TORONTO – A climate advocacy group says oil and gas representation on the boards of Canada’s big public pensions raise concerns about conflicts of interest.
Shift Action says in a new report that as of June 1, the boards of five of Canada’s largest public sector funds had members who are also involved with fossil fuel companies.
It says CPP Investments, Canada’s largest pension fund, has the second-highest representation with three in ten members of its board having ties to the industry.
The fund, which recently dropped its commitment to reach net-zero financed emissions by 2050, did not immediately respond to a request for comment.
Other funds the group found with cross-appointments include the Ontario Teachers’ Pension Plan, Public Sector Pension Investment Board, Alberta Investment Management Corp. and Ontario Municipal Employees Retirement System.
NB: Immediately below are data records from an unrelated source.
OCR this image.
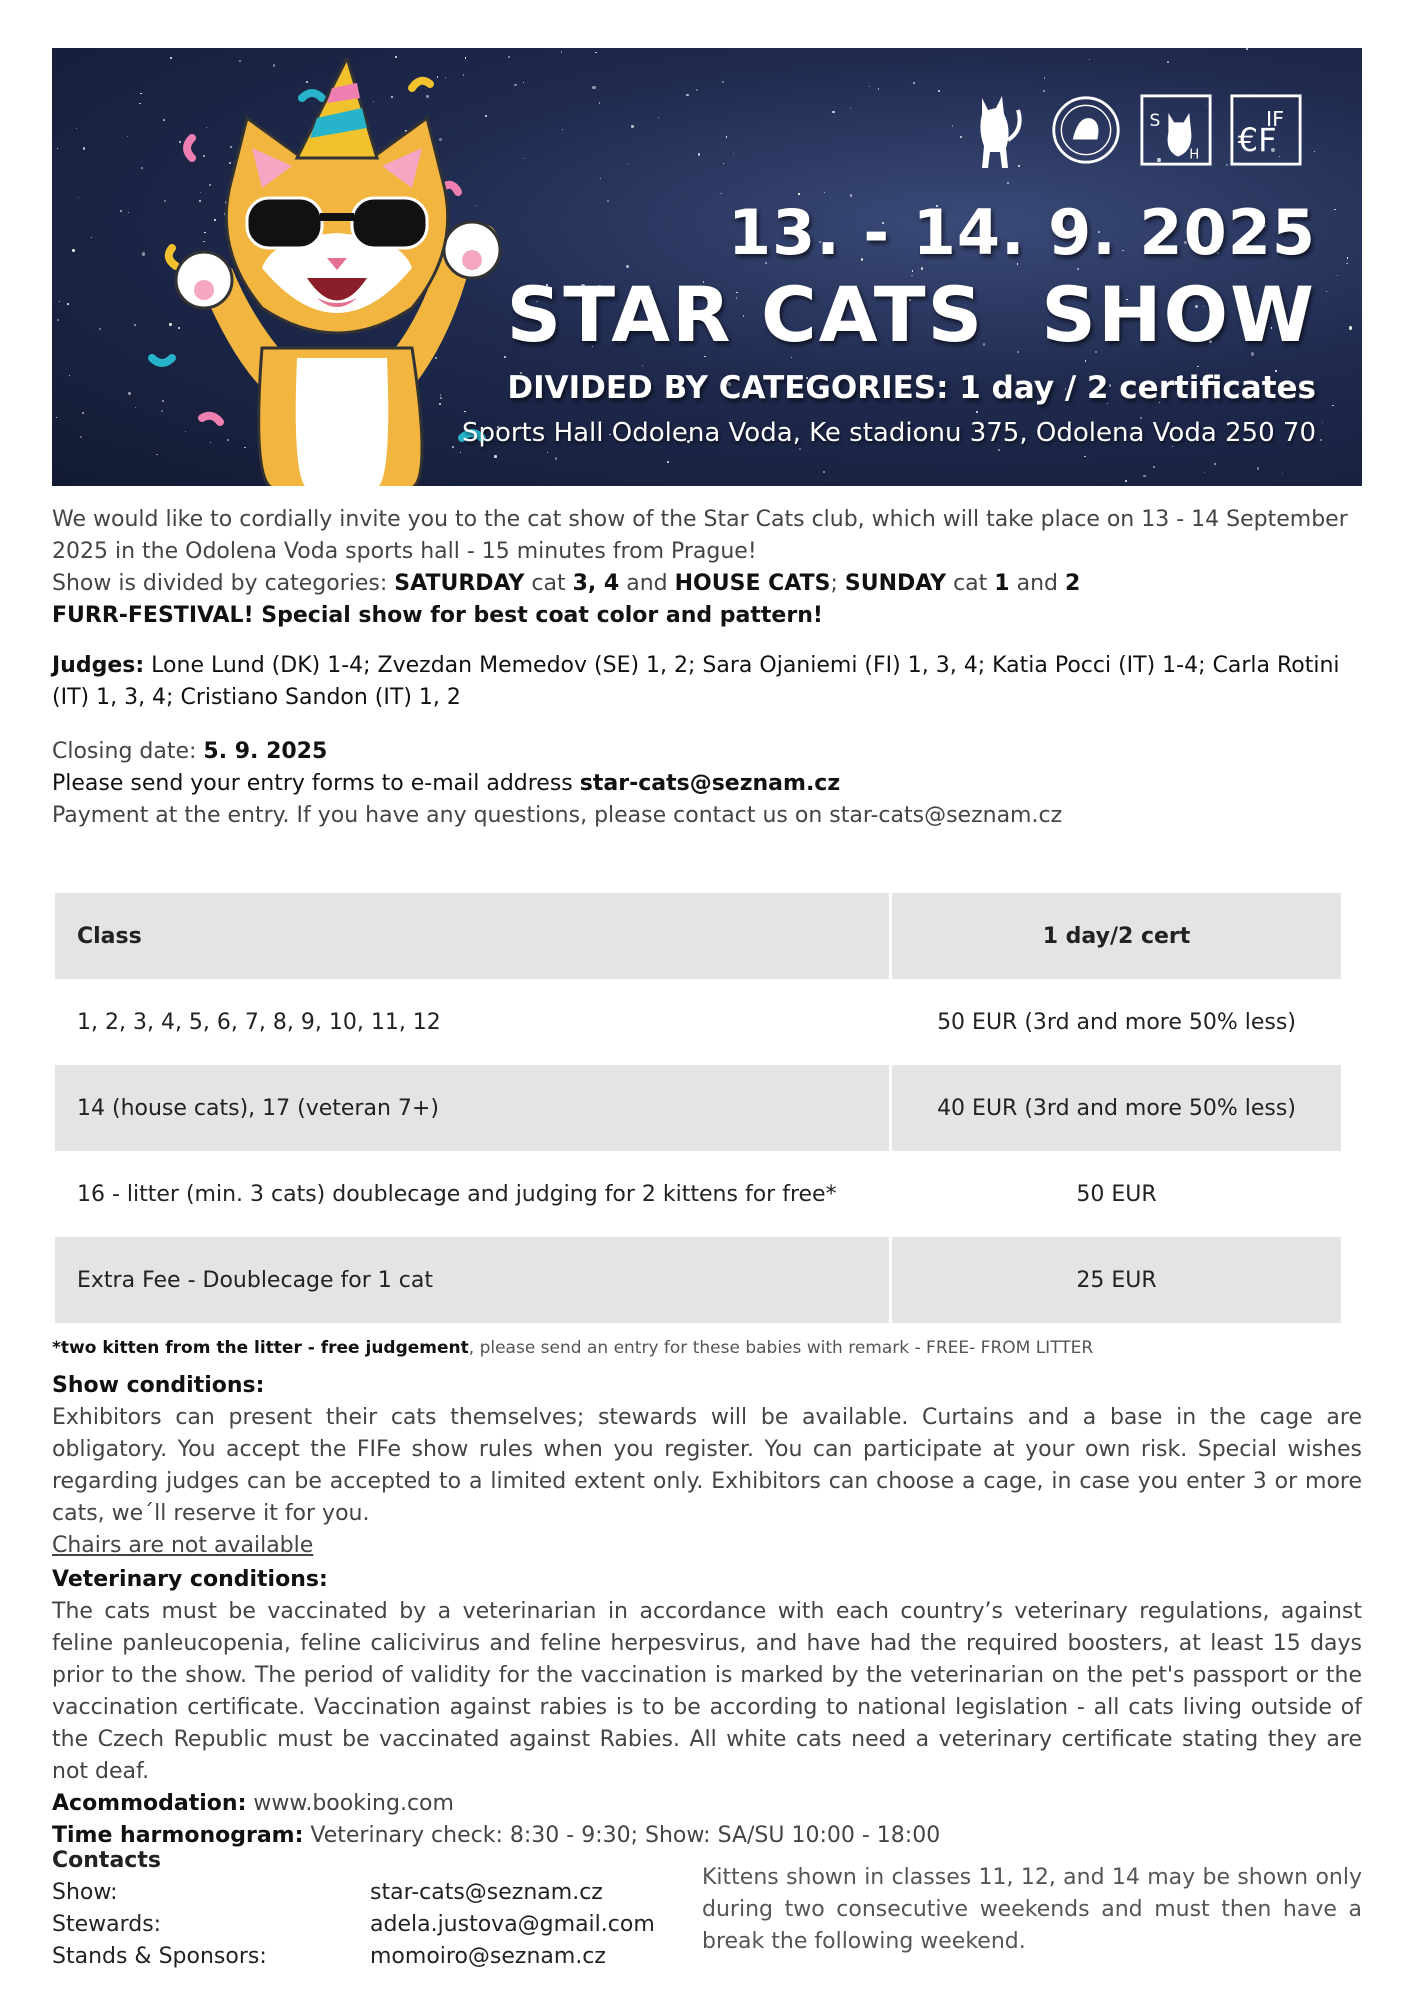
S
H €F
IF
13. - 14. 9. 2025
STAR CATS  SHOW
DIVIDED BY CATEGORIES: 1 day / 2 certificates
Sports Hall Odolena Voda, Ke stadionu 375, Odolena Voda 250 70
We would like to cordially invite you to the cat show of the Star Cats club, which will take place on 13 - 14 September 2025 in the Odolena Voda sports hall - 15 minutes from Prague!
Show is divided by categories: SATURDAY cat 3, 4 and HOUSE CATS; SUNDAY cat 1 and 2
FURR-FESTIVAL! Special show for best coat color and pattern!
Judges: Lone Lund (DK) 1-4; Zvezdan Memedov (SE) 1, 2; Sara Ojaniemi (FI) 1, 3, 4; Katia Pocci (IT) 1-4; Carla Rotini (IT) 1, 3, 4; Cristiano Sandon (IT) 1, 2
Closing date: 5. 9. 2025
Please send your entry forms to e-mail address star-cats@seznam.cz
Payment at the entry. If you have any questions, please contact us on star-cats@seznam.cz
Class	1 day/2 cert
1, 2, 3, 4, 5, 6, 7, 8, 9, 10, 11, 12	50 EUR (3rd and more 50% less)
14 (house cats), 17 (veteran 7+)	40 EUR (3rd and more 50% less)
16 - litter (min. 3 cats) doublecage and judging for 2 kittens for free*	50 EUR
Extra Fee - Doublecage for 1 cat	25 EUR
*two kitten from the litter - free judgement, please send an entry for these babies with remark - FREE- FROM LITTER
Show conditions:
Exhibitors can present their cats themselves; stewards will be available. Curtains and a base in the cage are obligatory. You accept the FIFe show rules when you register. You can participate at your own risk. Special wishes regarding judges can be accepted to a limited extent only. Exhibitors can choose a cage, in case you enter 3 or more cats, we´ll reserve it for you.
Chairs are not available
Veterinary conditions:
The cats must be vaccinated by a veterinarian in accordance with each country’s veterinary regulations, against feline panleucopenia, feline calicivirus and feline herpesvirus, and have had the required boosters, at least 15 days prior to the show. The period of validity for the vaccination is marked by the veterinarian on the pet's passport or the vaccination certificate. Vaccination against rabies is to be according to national legislation - all cats living outside of the Czech Republic must be vaccinated against Rabies. All white cats need a veterinary certificate stating they are not deaf.
Acommodation: www.booking.com
Time harmonogram: Veterinary check: 8:30 - 9:30; Show: SA/SU 10:00 - 18:00
Contacts
Show:	star-cats@seznam.cz
Stewards:	adela.justova@gmail.com
Stands & Sponsors:	momoiro@seznam.cz
Kittens shown in classes 11, 12, and 14 may be shown only during two consecutive weekends and must then have a break the following weekend.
Shift says that pension funds have a legal responsibility to act in the long-term best interest of beneficiaries, and that the interests of fossil fuel companies could compete with efforts to manage climate-related risks and reducing emissions.
“It’s easy to see how fossil fuel company directors could potentially find themselves with real or perceived conflicts, and how such conflicts, if not addressed, could undermine prudent pension governance,” said Shift executive director Adam Scott in a statement.
The group says that in total, nine current board members across the funds sit on the boards or executive teams of 12 oil and gas companies, or investment firms focused on the industry.
It notes, however, that the number of boards with fossil fuel representation has gone down from seven to five since its last report in 2022.
It says the boards of Healthcare of Ontario Pension Plan, Investment Management Corporation of Ontario and CDPQ no longer have fossil fuel representation.